In its latest round of GDP projections, the Organization for Economic Cooperation and Development (OECD) now expects Brazil’s GDP to contract by as much as 9.1 percent in case a second Covid-19 wave hits the country by the end of the year. Even if that doesn’t materialize, the country’s economy is expected to plunge by a staggering 7.4 percent.
“Emerging economies such as Brazil, Russia, and South Africa face particular challenges of strained health systems, adding to the difficulties caused by a collapse in commodity prices,” said the OECD.
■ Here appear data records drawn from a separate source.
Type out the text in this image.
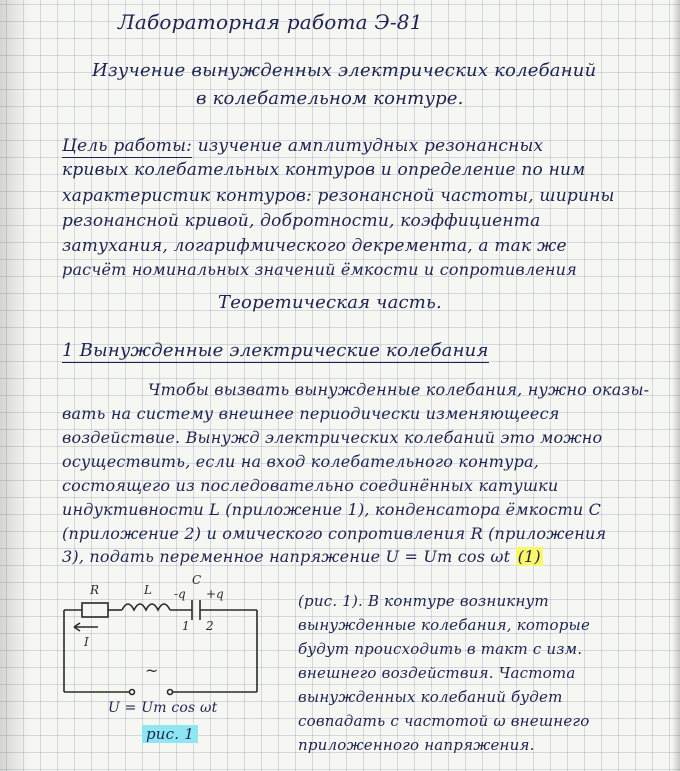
Лабораторная работа Э-81
Изучение вынужденных электрических колебаний
в колебательном контуре.
Цель работы: изучение амплитудных резонансных
кривых колебательных контуров и определение по ним
характеристик контуров: резонансной частоты, ширины
резонансной кривой, добротности, коэффициента
затухания, логарифмического декремента, а так же
расчёт номинальных значений ёмкости и сопротивления
Теоретическая часть.
1 Вынужденные электрические колебания
Чтобы вызвать вынужденные колебания, нужно оказы-
вать на систему внешнее периодически изменяющееся
воздействие. Вынужд электрических колебаний это можно
осуществить, если на вход колебательного контура,
состоящего из последовательно соединённых катушки
индуктивности L (приложение 1), конденсатора ёмкости C
(приложение 2) и омического сопротивления R (приложения
3), подать переменное напряжение U = Um cos ωt (1)
R	L
C
-q +q
1 2
I
~
U = Um cos ωt
рис. 1
(рис. 1). В контуре возникнут
вынужденные колебания, которые
будут происходить в такт с изм.
внешнего воздействия. Частота
вынужденных колебаний будет
совпадать с частотой ω внешнего
приложенного напряжения.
While Brazilian prospects are worse than the 6-percent global recession projected for 2020 — or a 7.6-percent drop in a second wave scenario — they are not as grim as those of some developed economies. Economic activity in the Eurozone is set to drop 9.1 percent this year, extending the slide to 11.5 percent in the worst case scenario; for the U.S., projections are 7.3 and 8.5 percent, respectively. Considering the perspectives, the OECD believes that “government support to help people and businesses in hard-hit sectors will need to evolve and remain substantial.”
OECD data sheds light on what is being considered the main risk for financial markets around the world. Optimism with the reopening of developed countries without signs of a second wave has sustained market recoveries — which spurred a 52-percent gain for Ibovespa, Brazil’s benchmark stock index, from its lowest point, reached on March 23, as we showed in our June 10 Daily Briefing.